Tuesday 26 February 2008

Ocean powers new wave of technology

Bendigo Advertiser
Wednesday 20/2/2008 Page: 20

JUST 24 kilometres off Florida's coast, the world's most powerful sustained ocean current the mighty Gulf Stream rushes by at more than 32 billion litres per second. And it never stops. To scientists, it represents a tantalising possibility: a new, plentiful and uninterrupted source of clean energy. Florida Atlantic University researchers say the current could some day be used to drive thousands of underwater turbines, produce as much energy as perhaps 10 nuclear plants and supply one-third of Florida's electricity.

A small test turbine is expected to be installed within months. "We can produce power 24/7," said Frederick Driscoll, director of the university's Centre of Excellence in Ocean Energy Technology. Using a $A5.55 million research grant from the state, the university is working to develop the technology in hopes that big energy and engineering companies will eventually build huge underwater arrays of turbines. From coast to coast in the United State, from Europe to Australia and beyond, researchers are looking to the sea currents, tides and waves for its infinite energy.

So far, there are no commercial-scale projects delivering electricity to the grid. Because the technology is still taking shape, it is too soon to say how much it might cost. But researchers hope to make it as cost-effective as fossil fuels. While the initial investment may be higher, the currents that drive the machinery are free. There are still many unknowns and risks. One fear is that spinning underwater blades could chop up fish and other creatures.

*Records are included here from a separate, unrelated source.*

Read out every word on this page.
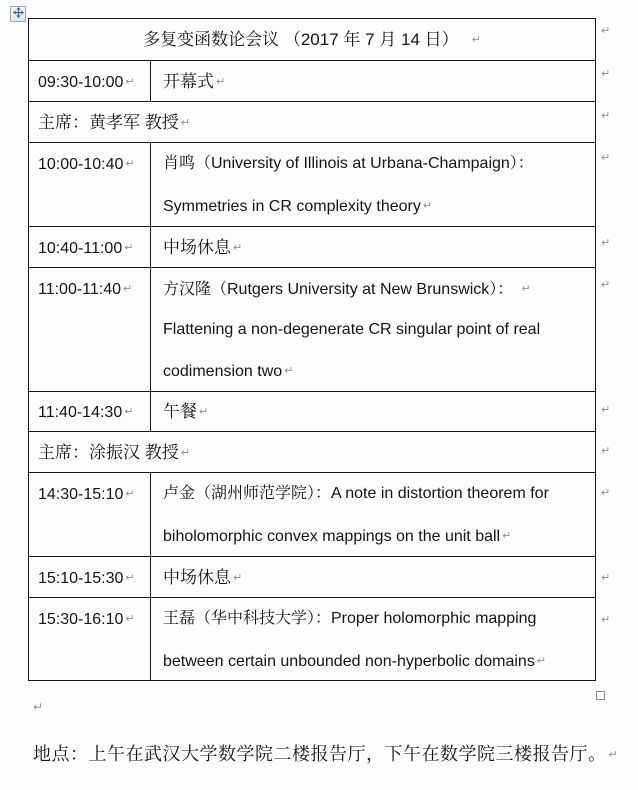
多复变函数论会议 （2017 年 7 月 14 日） ↵
09:30-10:00 ↵	开幕式 ↵
主席：黄孝军 教授 ↵
10:00-10:40 ↵	肖鸣（University of Illinois at Urbana-Champaign）：
Symmetries in CR complexity theory ↵
10:40-11:00 ↵	中场休息 ↵
11:00-11:40 ↵	方汉隆（Rutgers University at New Brunswick）： ↵
Flattening a non-degenerate CR singular point of real
codimension two ↵
11:40-14:30 ↵	午餐 ↵
主席：涂振汉 教授 ↵
14:30-15:10 ↵	卢金（湖州师范学院）：A note in distortion theorem for
biholomorphic convex mappings on the unit ball ↵
15:10-15:30 ↵	中场休息 ↵
15:30-16:10 ↵	王磊（华中科技大学）：Proper holomorphic mapping
between certain unbounded non-hyperbolic domains ↵
↵
↵
↵
↵
↵
↵
↵
↵
↵
↵
↵
↵
地点：上午在武汉大学数学院二楼报告厅，下午在数学院三楼报告厅。 ↵
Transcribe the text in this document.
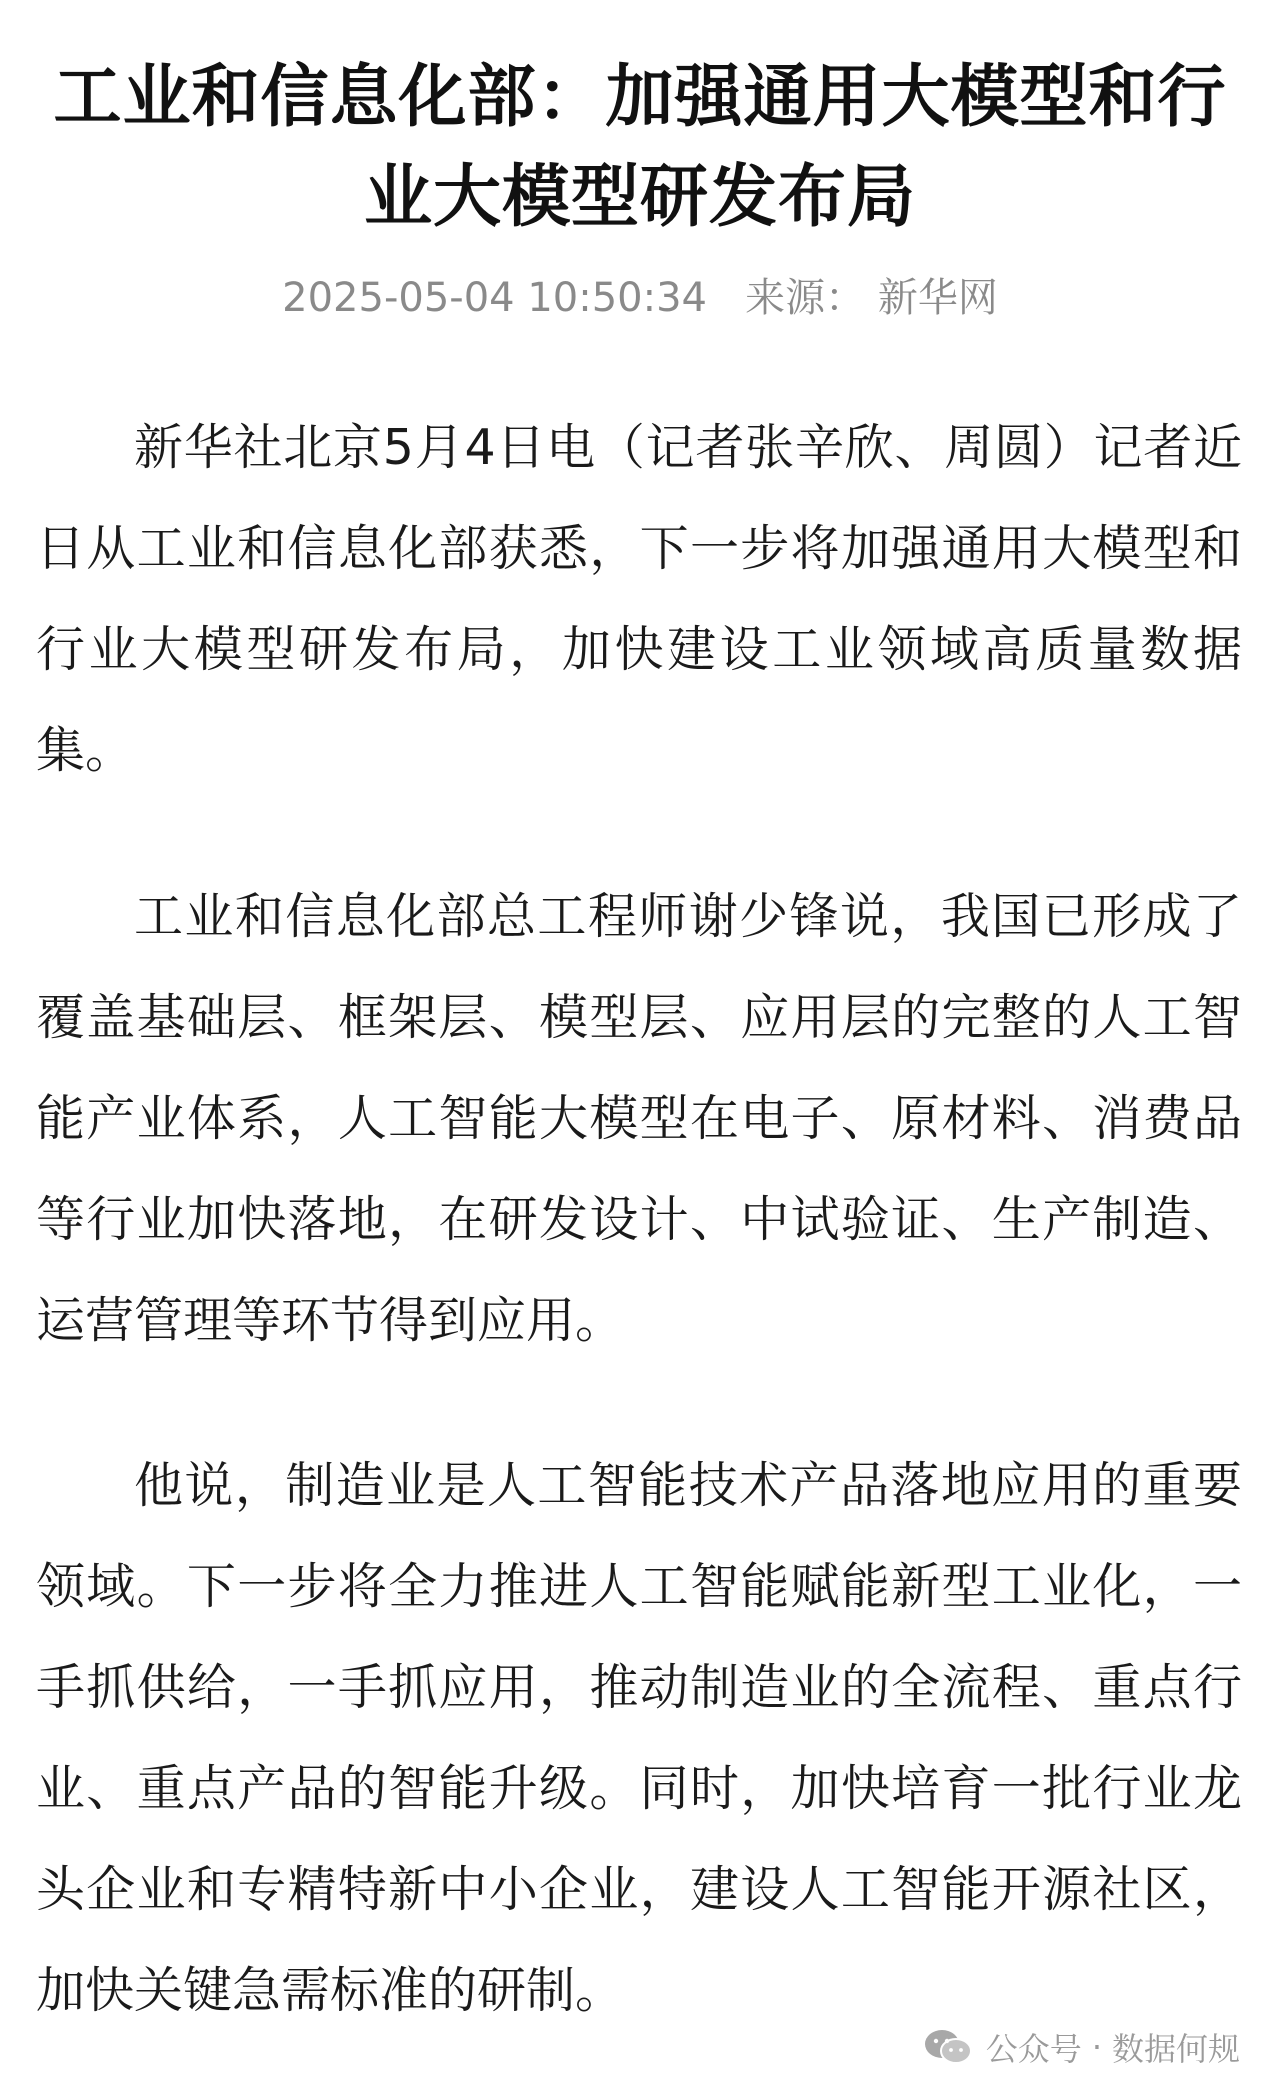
工业和信息化部：加强通用大模型和行业大模型研发布局
2025-05-04 10:50:34 来源： 新华网

新华社北京5月4日电（记者张辛欣、周圆）记者近日从工业和信息化部获悉，下一步将加强通用大模型和行业大模型研发布局，加快建设工业领域高质量数据集。

工业和信息化部总工程师谢少锋说，我国已形成了覆盖基础层、框架层、模型层、应用层的完整的人工智能产业体系，人工智能大模型在电子、原材料、消费品等行业加快落地，在研发设计、中试验证、生产制造、运营管理等环节得到应用。

他说，制造业是人工智能技术产品落地应用的重要领域。下一步将全力推进人工智能赋能新型工业化，一手抓供给，一手抓应用，推动制造业的全流程、重点行业、重点产品的智能升级。同时，加快培育一批行业龙头企业和专精特新中小企业，建设人工智能开源社区，加快关键急需标准的研制。

公众号 · 数据何规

Researchers said the underwater turbines would pose little risk to passing ships. The equipment would be moored to the ocean floor, with the tops of the blades spinning 12 metres below the surface. because that is where the Gulf Stream flows fastest. But standard navigation equipment on ocean vessels could easily guide them around the turbine fields if their hulls reached that deep, researchers said.

And unlike offshore wind turbines the machinery would be invisible from the surface, with only a few buoys marking the fields. David White, of the Ocean Conservancy, said much of the technology was largely untested in the outdoors, so it was too soon to say what the environmental effects might be. The Federal Energy Regulatory Commission has issued 47 preliminary permits for ocean, wave and tidal energy projects, said spokeswoman Celeste Miller.

Most such permits grant rights just to study an area's energy-producing potential, not to build anything. The Gulf Stream is about 48 kilometres wide and shifts only slightly in its course, passing closer to Florida than to any other major land mass. "It's the best location in the world to harness ocean current power," Driscoll said.

Researchers on the West Coast, where the currents are not as powerful, are looking instead to waves to generate power. Canada-based Finavera Renewables has received a FERC license to test a wave energy project in Washington state. It will eventually include four buoys in a bay and generate enough power for up to 700 homes. The company hopes later to be the first in the US to operate a commercial-scale "wave farm," situated off Northern California.

Finavera spokesman Myke Clark said that wave energy was "definitely not the only answer" to the nation's power needs and was never going to be as cheap as coal. But it could be "part of the energy mix," and could be used to advantage for Third World countries, where entire towns have no connection to electrical grids.